Once a physician has diagnosed cirrhosis, he or she will perform a comprehensive physical exam, including blood tests and imaging scans. A biopsy will reveal the extent of scarring in the liver tissue. The next step in cirrhosis treatment is to treat the underlying causes. While cirrhosis can’t be cured, it can be controlled and managed. Alcohol abuse is one of the major causes of this disease. Therefore, it’s important to stop drinking alcohol.
If you suspect you have cirrhosis, you should see a doctor as soon as possible. Medications will slow down the disease’s progression and limit its complications. The treatment for cirrhosis depends on the cause of the disease, the severity of the symptoms, and the complications you are experiencing.

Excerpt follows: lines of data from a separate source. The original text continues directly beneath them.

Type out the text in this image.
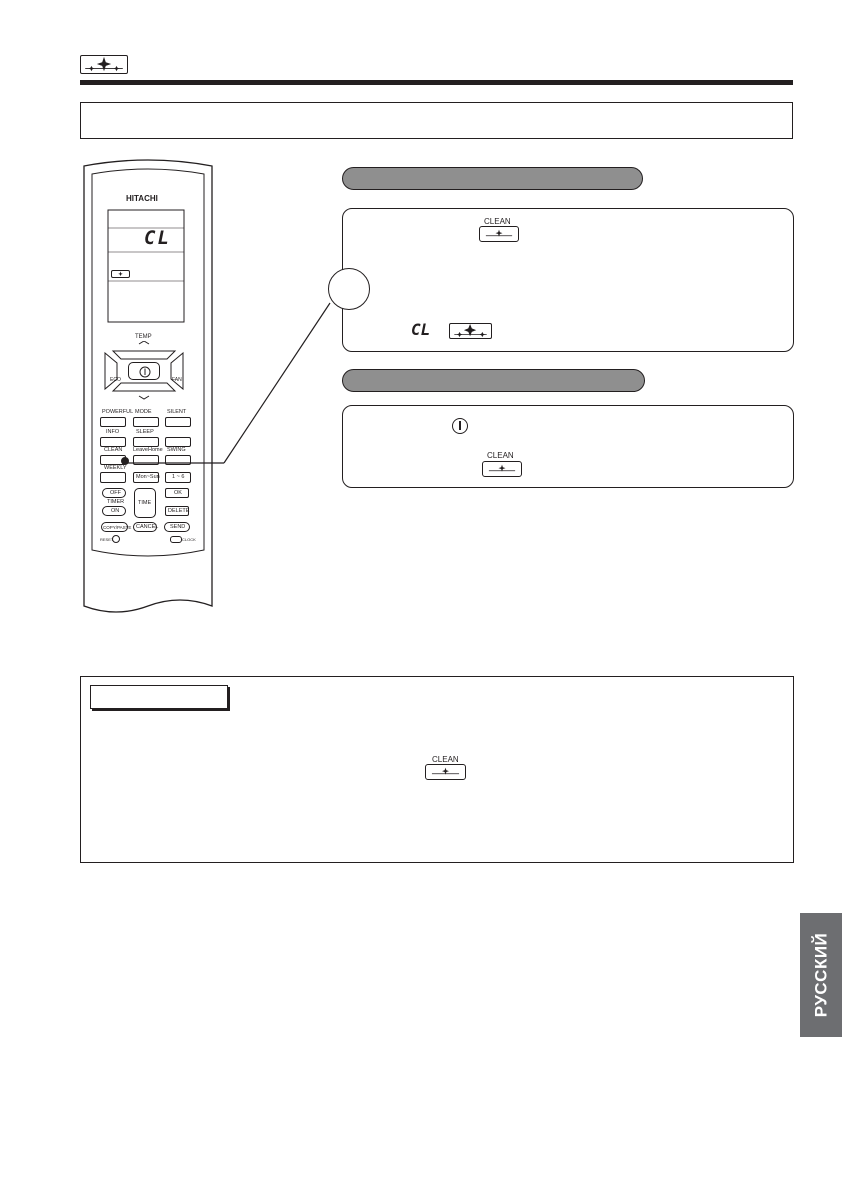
HITACHI
CL
TEMP
ECO	FAN
POWERFUL MODE	SILENT
INFO	SLEEP
CLEAN LeaveHome SWING
WEEKLY
Mon~Sun 1 ~ 6
OFF
TIMER
ON
TIME
OK
DELETE
COPY/PASTE CANCEL SEND
RESET	CLOCK
CLEAN
CL
CLEAN
CLEAN
РУССКИЙ
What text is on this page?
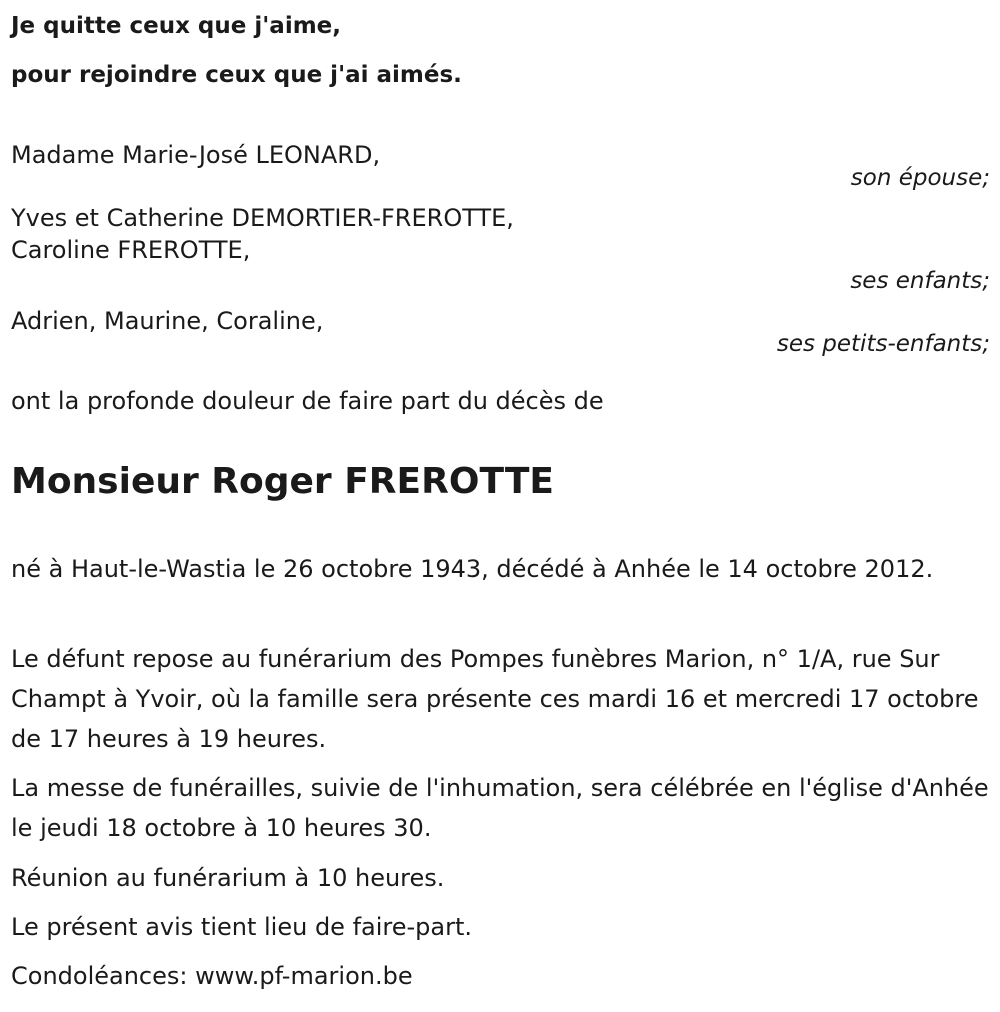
Je quitte ceux que j'aime,
pour rejoindre ceux que j'ai aimés.
Madame Marie-José LEONARD,
son épouse;
Yves et Catherine DEMORTIER-FREROTTE,
Caroline FREROTTE,
ses enfants;
Adrien, Maurine, Coraline,
ses petits-enfants;
ont la profonde douleur de faire part du décès de
Monsieur Roger FREROTTE
né à Haut-le-Wastia le 26 octobre 1943, décédé à Anhée le 14 octobre 2012.
Le défunt repose au funérarium des Pompes funèbres Marion, n° 1/A, rue Sur Champt à Yvoir, où la famille sera présente ces mardi 16 et mercredi 17 octobre de 17 heures à 19 heures.
La messe de funérailles, suivie de l'inhumation, sera célébrée en l'église d'Anhée le jeudi 18 octobre à 10 heures 30.
Réunion au funérarium à 10 heures.
Le présent avis tient lieu de faire-part.
Condoléances: www.pf-marion.be
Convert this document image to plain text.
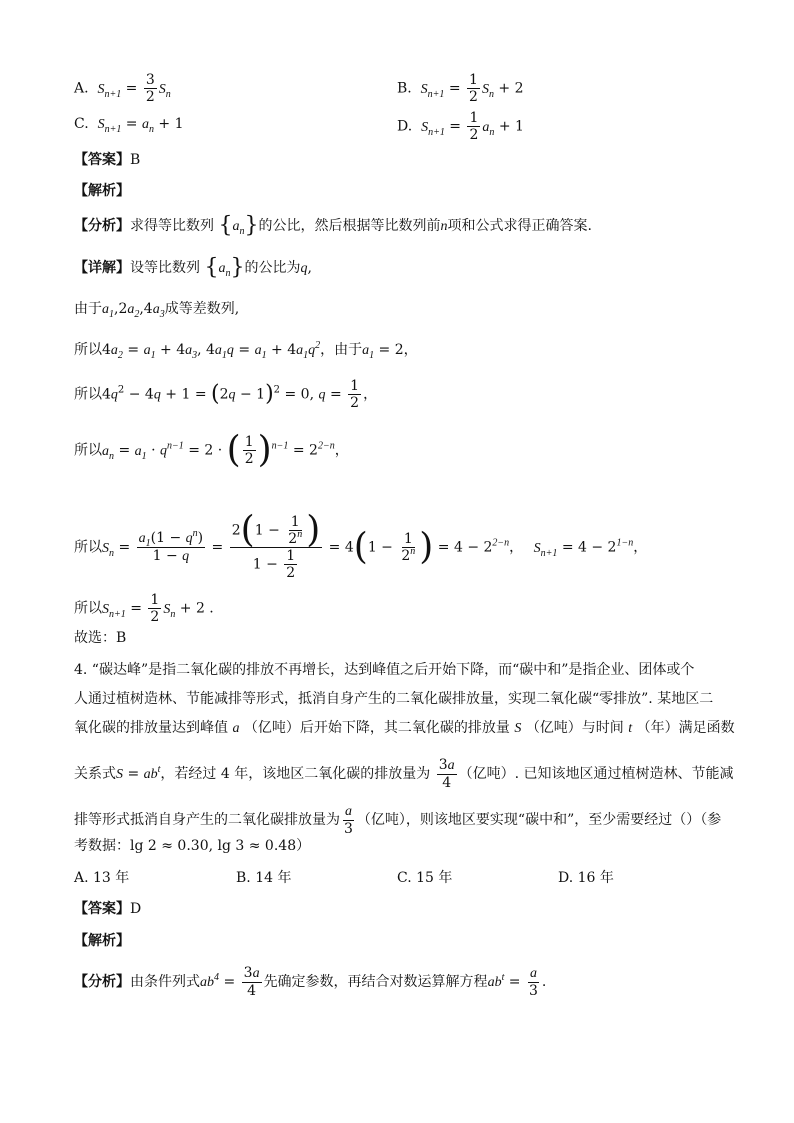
A. $S_{n+1} = \frac{3}{2} S_n$	B. $S_{n+1} = \frac{1}{2} S_n + 2$
C. $S_{n+1} = a_n + 1$	D. $S_{n+1} = \frac{1}{2} a_n + 1$
【答案】B
【解析】
【分析】求得等比数列 $\{a_n\}$的公比，然后根据等比数列前n项和公式求得正确答案.
【详解】设等比数列 $\{a_n\}$的公比为q,
由于$a_1,2a_2,4a_3$成等差数列,
所以$4a_2 = a_1 + 4a_3$, $4a_1q = a_1 + 4a_1q^2$，由于$a_1 = 2$，
所以$4q^2 - 4q + 1 = (2q - 1)^2 = 0$, $q = \frac{1}{2}$ ，
所以$a_n = a_1 \cdot q^{n-1} = 2$ · ( $\frac{1}{2} )^{n-1} = 2^{2-n}$，
所以$S_n = \frac{a_1(1 - q^n)}{1 - q} = \frac{2(1 - \frac{1}{2^n} )}{1 - \frac{1}{2}} = 4(1 - \frac{1}{2^n}$ ) = $4 - 2^{2-n}$， $S_{n+1} = 4 - 2^{1-n}$，
所以$S_{n+1} = \frac{1}{2} S_n + 2$ .
故选：B
4. “碳达峰”是指二氧化碳的排放不再增长，达到峰值之后开始下降，而“碳中和”是指企业、团体或个
人通过植树造林、节能减排等形式，抵消自身产生的二氧化碳排放量，实现二氧化碳“零排放”. 某地区二
氧化碳的排放量达到峰值 a （亿吨）后开始下降，其二氧化碳的排放量 S （亿吨）与时间 t （年）满足函数
关系式$S = ab^t$，若经过 4 年，该地区二氧化碳的排放量为 $\frac{3a}{4}$ （亿吨）. 已知该地区通过植树造林、节能减
排等形式抵消自身产生的二氧化碳排放量为 $\frac{a}{3}$ （亿吨），则该地区要实现“碳中和”，至少需要经过（）（参
考数据：lg 2 ≈ 0.30, lg 3 ≈ 0.48）
A. 13 年	B. 14 年	C. 15 年	D. 16 年
【答案】D
【解析】
【分析】由条件列式$ab^4 = \frac{3a}{4}$ 先确定参数，再结合对数运算解方程$ab^t = \frac{a}{3}$ .
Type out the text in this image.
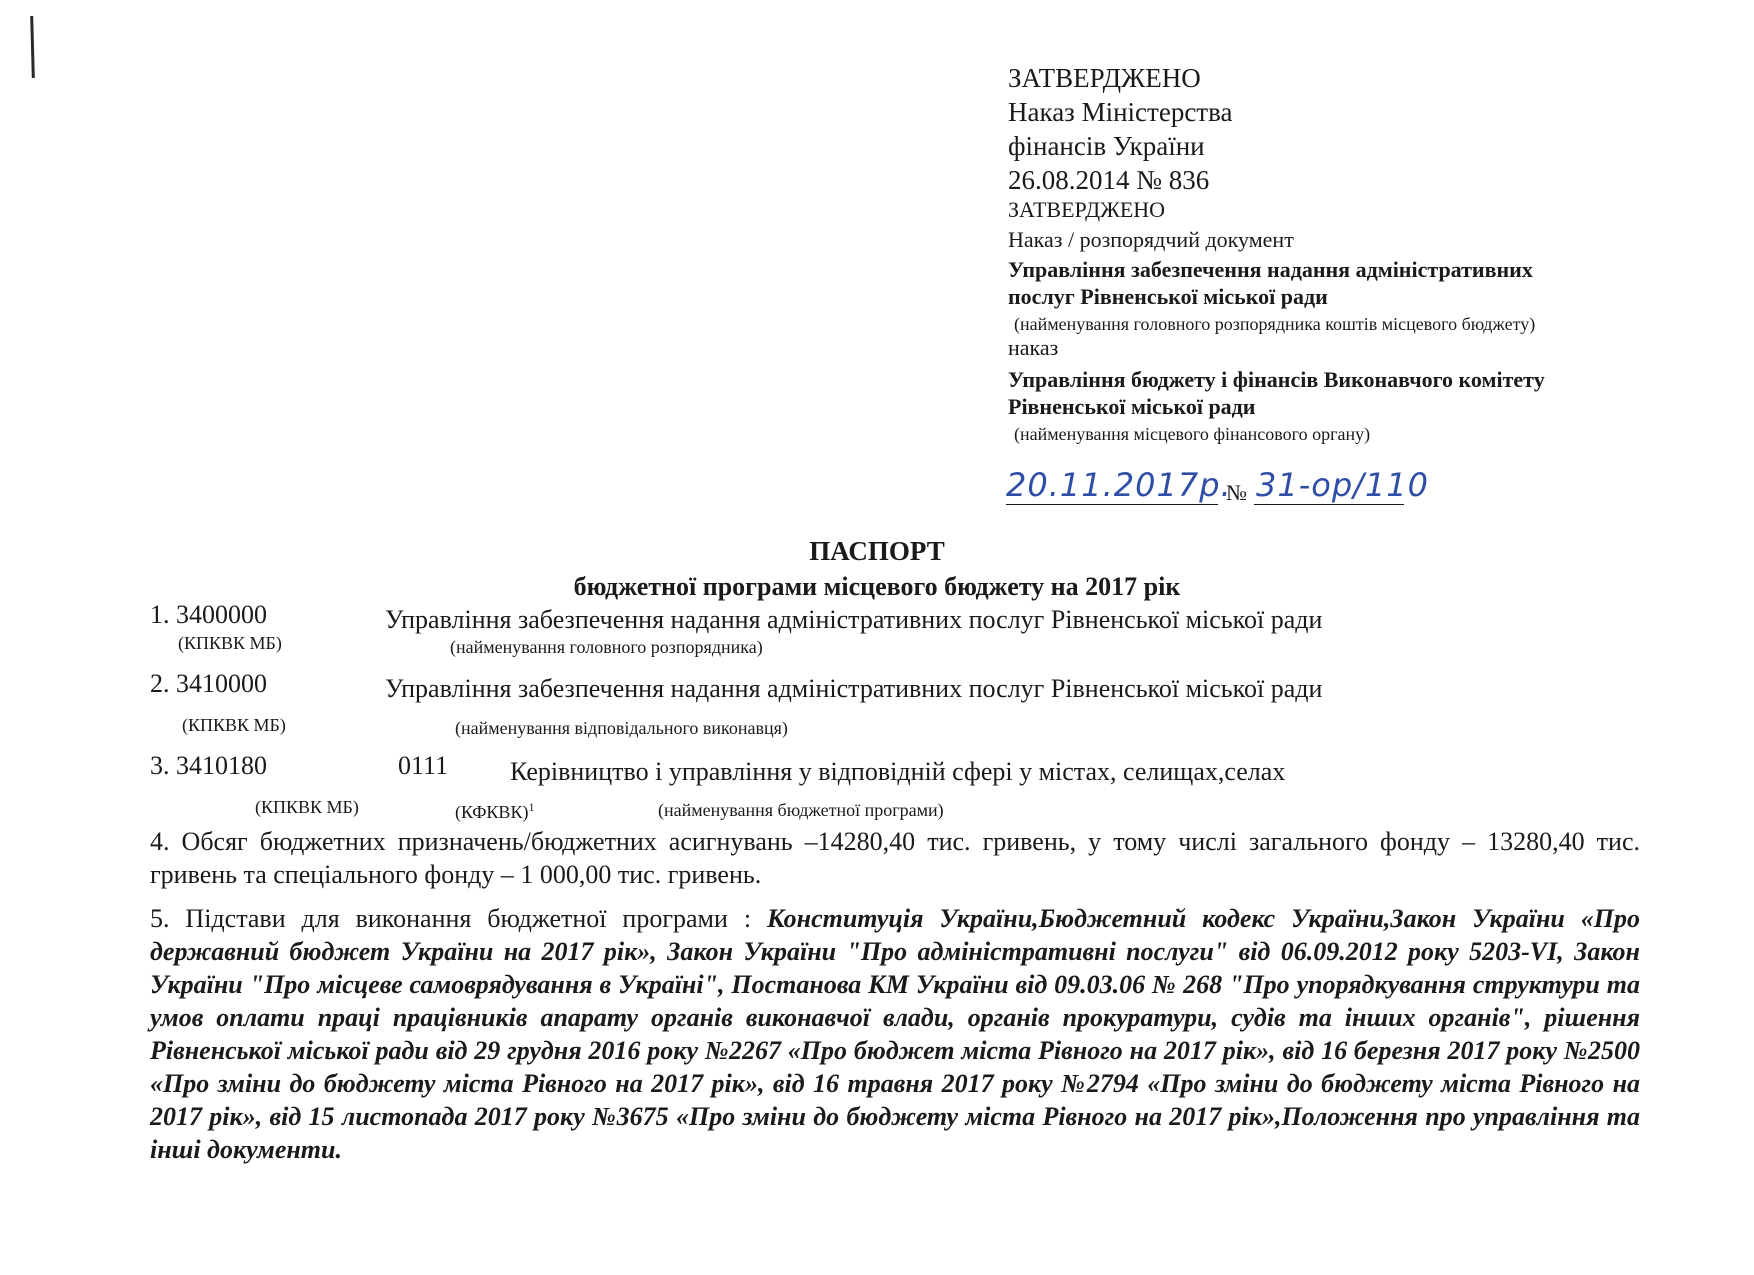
ЗАТВЕРДЖЕНО
Наказ Міністерства
фінансів України
26.08.2014 № 836
ЗАТВЕРДЖЕНО
Наказ / розпорядчий документ
Управління забезпечення надання адміністративних
послуг Рівненської міської ради
(найменування головного розпорядника коштів місцевого бюджету)
наказ
Управління бюджету і фінансів Виконавчого комітету
Рівненської міської ради
(найменування місцевого фінансового органу)
20.11.2017р.
№ 31-ор/110
ПАСПОРТ
бюджетної програми місцевого бюджету на 2017 рік
1. 3400000	Управління забезпечення надання адміністративних послуг Рівненської міської ради
(КПКВК МБ)	(найменування головного розпорядника)
2. 3410000	Управління забезпечення надання адміністративних послуг Рівненської міської ради
(КПКВК МБ)	(найменування відповідального виконавця)
3. 3410180	0111 Керівництво і управління у відповідній сфері у містах, селищах,селах
(КПКВК МБ)	(КФКВК)$^1$	(найменування бюджетної програми)
4. Обсяг бюджетних призначень/бюджетних асигнувань –14280,40 тис. гривень, у тому числі загального фонду – 13280,40 тис. гривень та спеціального фонду – 1 000,00 тис. гривень.
5. Підстави для виконання бюджетної програми : Конституція України,Бюджетний кодекс України,Закон України «Про державний бюджет України на 2017 рік», Закон України "Про адміністративні послуги" від 06.09.2012 року 5203-VI, Закон України "Про місцеве самоврядування в Україні", Постанова КМ України від 09.03.06 № 268 "Про упорядкування структури та умов оплати праці працівників апарату органів виконавчої влади, органів прокуратури, судів та інших органів", рішення Рівненської міської ради від 29 грудня 2016 року №2267 «Про бюджет міста Рівного на 2017 рік», від 16 березня 2017 року №2500 «Про зміни до бюджету міста Рівного на 2017 рік», від 16 травня 2017 року №2794 «Про зміни до бюджету міста Рівного на 2017 рік», від 15 листопада 2017 року №3675 «Про зміни до бюджету міста Рівного на 2017 рік»,Положення про управління та інші документи.
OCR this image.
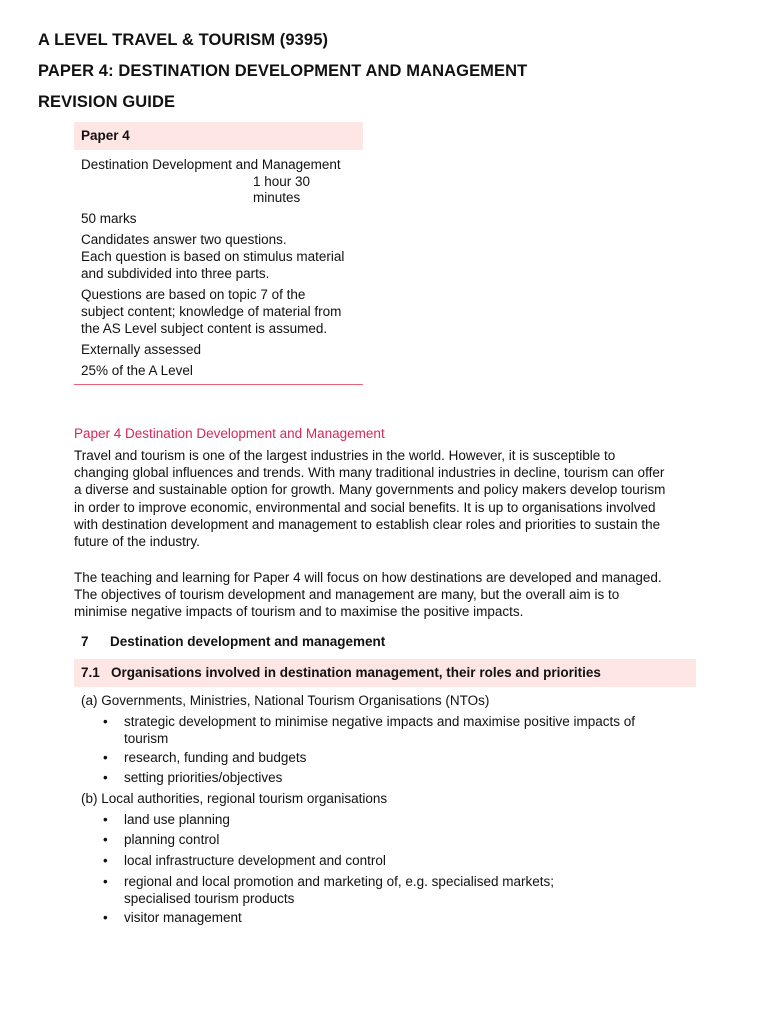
A LEVEL TRAVEL & TOURISM (9395)
PAPER 4: DESTINATION DEVELOPMENT AND MANAGEMENT
REVISION GUIDE
Paper 4
Destination Development and Management
1 hour 30
minutes
50 marks
Candidates answer two questions.
Each question is based on stimulus material
and subdivided into three parts.
Questions are based on topic 7 of the
subject content; knowledge of material from
the AS Level subject content is assumed.
Externally assessed
25% of the A Level
Paper 4 Destination Development and Management
Travel and tourism is one of the largest industries in the world. However, it is susceptible to
changing global influences and trends. With many traditional industries in decline, tourism can offer
a diverse and sustainable option for growth. Many governments and policy makers develop tourism
in order to improve economic, environmental and social benefits. It is up to organisations involved
with destination development and management to establish clear roles and priorities to sustain the
future of the industry.
The teaching and learning for Paper 4 will focus on how destinations are developed and managed.
The objectives of tourism development and management are many, but the overall aim is to
minimise negative impacts of tourism and to maximise the positive impacts.
7 Destination development and management
7.1 Organisations involved in destination management, their roles and priorities
(a) Governments, Ministries, National Tourism Organisations (NTOs)
• strategic development to minimise negative impacts and maximise positive impacts of
tourism
• research, funding and budgets
• setting priorities/objectives
(b) Local authorities, regional tourism organisations
• land use planning
• planning control
• local infrastructure development and control
• regional and local promotion and marketing of, e.g. specialised markets;
specialised tourism products
• visitor management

Your doctor will also recommend that you avoid taking drugs that can harm your liver. You should also avoid taking medications that are harmful to your kidneys and liver.
While liver transplants are a good way to slow down the progression of the disease, they are often not a good solution. Liver transplants are major surgeries, and they carry risks such as infection and bleeding. After the surgery, you’ll be placed on a national waiting list. The list is sorted by your body size and blood type. The severity of your end-stage liver disease will determine the length of the waiting time for a transplant.
If your liver damage is not reversible, surgery may be an option. While the damage to your liver will be permanent, it is possible to slow down the progression of the disease through certain lifestyle changes. Stopping alcohol consumption immediately is one way to minimize your risk of developing cirrhosis. Also, diabetes and obesity can lead to the development of cirrhosis. In both cases, if you’re overweight, you should lose weight and manage your blood sugar levels.
Liver disease is often the first symptom you’ll notice. It can lead to other serious complications including portal hypertension, which is a blockage of blood flow through the liver, and varices, a swelling of the veins that can cause serious internal bleeding. There are many other potential complications of cirrhosis, including anemia and a weakened immune system. When the liver becomes weakened, it’s harder for the body to process nutrients.